Das Wichtigste in Kürze

  • Der Online-Antrag dauert 5 bis 10 Minuten. Schutz beginnt erst zum vereinbarten Datum nach Zahlungseingang und Annahme (VVG §10).
  • Basisschutz bei einzelnen Anbietern ab rund 3 €/Monat (EUROPA-Tarifrechner, Mai 2026). Stiftung Warentest empfiehlt für guten Schutz etwa 100 €/Jahr.
  • Wichtig sind drei Fristen aus AUB §2.1: Invalidität, ärztliche Feststellung, Anmeldung beim Versicherer — alles innerhalb von 15 Monaten nach dem Unfall.
  • EU-IBAN reicht für die SEPA-Lastschrift. Du brauchst keine deutsche Bank und keinen Berater-Termin.

Geht es wirklich sofort? Was „sofort online“ bedeutet

Du gibst Geburtsdatum, Beruf, Hobbys und Versicherungssumme ein, beantwortest ein paar Gesundheitsfragen, klickst auf Abschluss. Bei Standardprofilen läuft die Risikoprüfung automatisch durch und du hast die Bestätigung wenige Minuten später im Postfach. Das ist die schnelle Variante.

Schutz heißt aber noch nicht Vertragsstart. Nach VVG §10 beginnt die Versicherung zum vereinbarten Datum, frühestens nach Annahme durch den Versicherer und Eingang der ersten Prämie. Wer am Morgen abschließt und am Nachmittag die SEPA-Lastschrift freigibt, ist meist am Folgetag versichert, oft schon am selben Abend.

Brauchst du wirklich Schutz ab der nächsten Stunde — etwa weil du ins Skifahren fährst oder ein Familienmitglied einen riskanten Job startet — frag aktiv nach vorläufiger Deckung nach VVG §§ 49–52. Das ist eine Zusatzvereinbarung und gibt es nicht in jedem Online-Antrag.

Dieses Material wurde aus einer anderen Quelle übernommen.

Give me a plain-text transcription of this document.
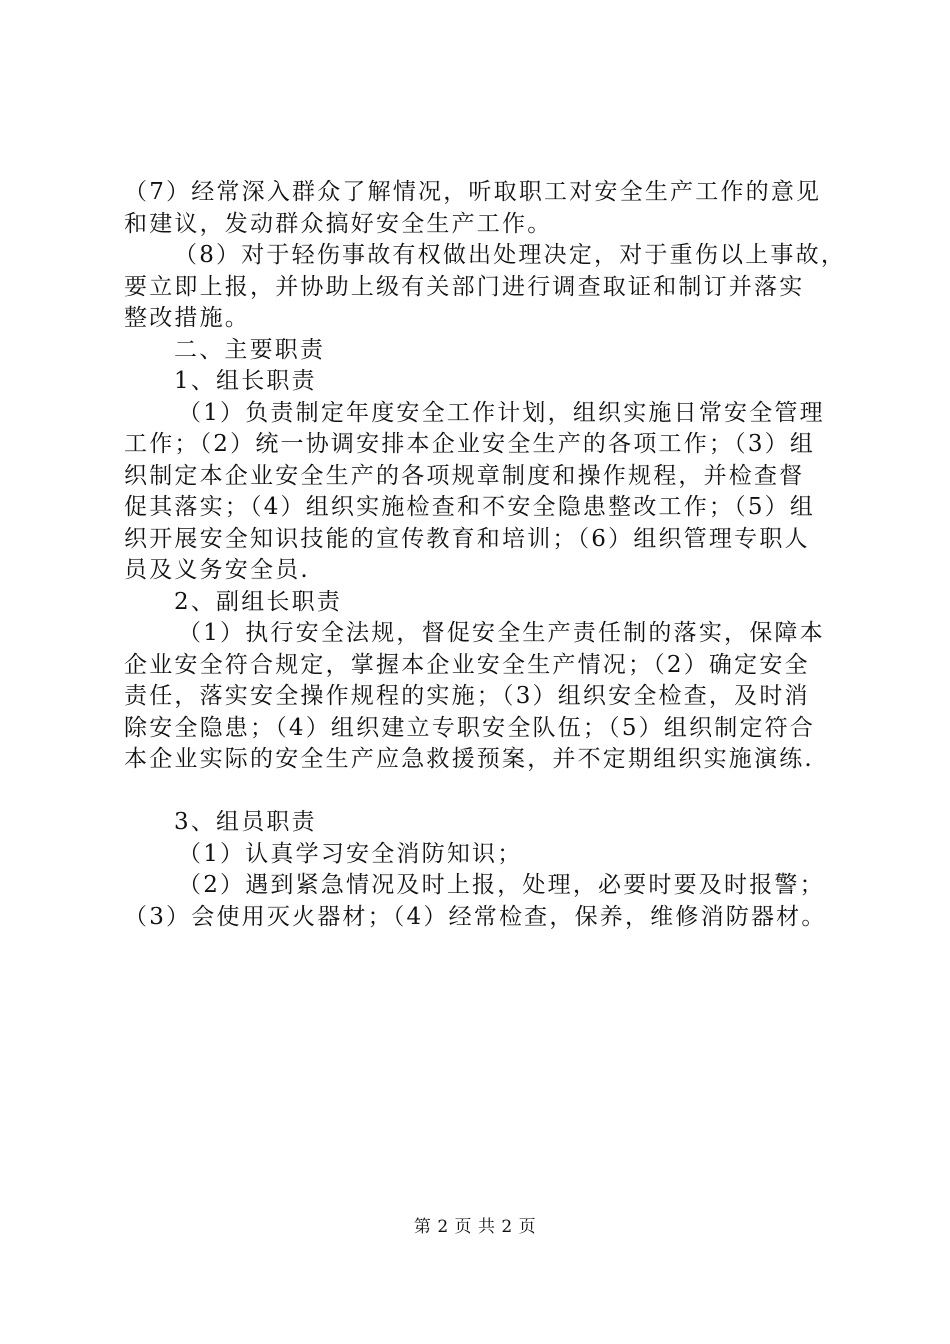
（7）经常深入群众了解情况，听取职工对安全生产工作的意见
和建议，发动群众搞好安全生产工作。
（8）对于轻伤事故有权做出处理决定，对于重伤以上事故，
要立即上报，并协助上级有关部门进行调查取证和制订并落实
整改措施。
二、主要职责
1、组长职责
（1）负责制定年度安全工作计划，组织实施日常安全管理
工作；（2）统一协调安排本企业安全生产的各项工作；（3）组
织制定本企业安全生产的各项规章制度和操作规程，并检查督
促其落实；（4）组织实施检查和不安全隐患整改工作；（5）组
织开展安全知识技能的宣传教育和培训；（6）组织管理专职人
员及义务安全员.
2、副组长职责
（1）执行安全法规，督促安全生产责任制的落实，保障本
企业安全符合规定，掌握本企业安全生产情况；（2）确定安全
责任，落实安全操作规程的实施；（3）组织安全检查，及时消
除安全隐患；（4）组织建立专职安全队伍；（5）组织制定符合
本企业实际的安全生产应急救援预案，并不定期组织实施演练.
3、组员职责
（1）认真学习安全消防知识；
（2）遇到紧急情况及时上报，处理，必要时要及时报警；
（3）会使用灭火器材；（4）经常检查，保养，维修消防器材。
第 2 页 共 2 页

Warum die gesetzliche Unfallversicherung selten reicht

Die gesetzliche Unfallversicherung gehört zur Sozialversicherung. Träger sind die Berufsgenossenschaften und Unfallkassen. Sie zahlen nur bei Arbeits- und Wegeunfällen sowie Berufskrankheiten — geregelt im SGB VII. Wer als Angestellter auf dem Heimweg stürzt, ist abgesichert. Wer beim Joggen am Sonntag das Knie ruiniert, steht ohne diesen Schutz da.

Die Deutsche Gesetzliche Unfallversicherung (DGUV) berichtet seit Jahren: rund 70 % aller Unfälle passieren in der Freizeit, im Haushalt oder beim Sport. Genau da setzt die private Police an. Sie zahlt eine Einmalsumme bei Invalidität, oft auch eine monatliche Unfallrente, Krankenhaustagegeld und Bergungskosten. Was im Detail enthalten ist, steht im Tarifblatt — nicht alles, was die Werbung verspricht, gilt automatisch.

Wenn du noch nicht weißt, wer in deinem Fall überhaupt gesetzlich versichert ist, schau dir den Ratgeber zur gesetzlichen Unfallversicherung an. Die Übersicht klärt, was Berufsgenossenschaft, Unfallkasse und Schülerunfallversicherung jeweils abdecken.

Wer vom Online-Abschluss am meisten profitiert

Die private Unfallversicherung lohnt sich nicht für alle gleich stark. Vier Gruppen haben besonderen Bedarf, weil ihre Lebenssituation Lücken im gesetzlichen System auslöst.

Familien mit Kindern

Kinder rutschen, fallen, springen — der Klassiker. Gesetzlich abgesichert sind sie nur in Kita, Schule und auf dem Weg dorthin. Daheim und im Verein bleibt nichts übrig außer der privaten Police.

Selbstständige & Freelancer

Ohne Berufsgenossenschaft, ohne Lohnfortzahlung. Ein Bruch bedeutet hier sofort Einkommensverlust. Eine Unfallrente in der Police kann diese Lücke teilweise schließen.

Newcomer & Expats

Du bist neu in Deutschland, lebst seit Wochen oder Monaten hier und navigierst gerade Anmeldung, Krankenversicherung, Vertrag. Die private Unfallversicherung kommt online dazu, ohne Termin beim Versicherungsbüro.

Rentner & Senioren

Stürze im eigenen Haushalt zählen zu den häufigsten Unfallursachen ab 65. Die Police zahlt unabhängig von der gesetzlichen Krankenversicherung und federt Pflege oder Umbau ab.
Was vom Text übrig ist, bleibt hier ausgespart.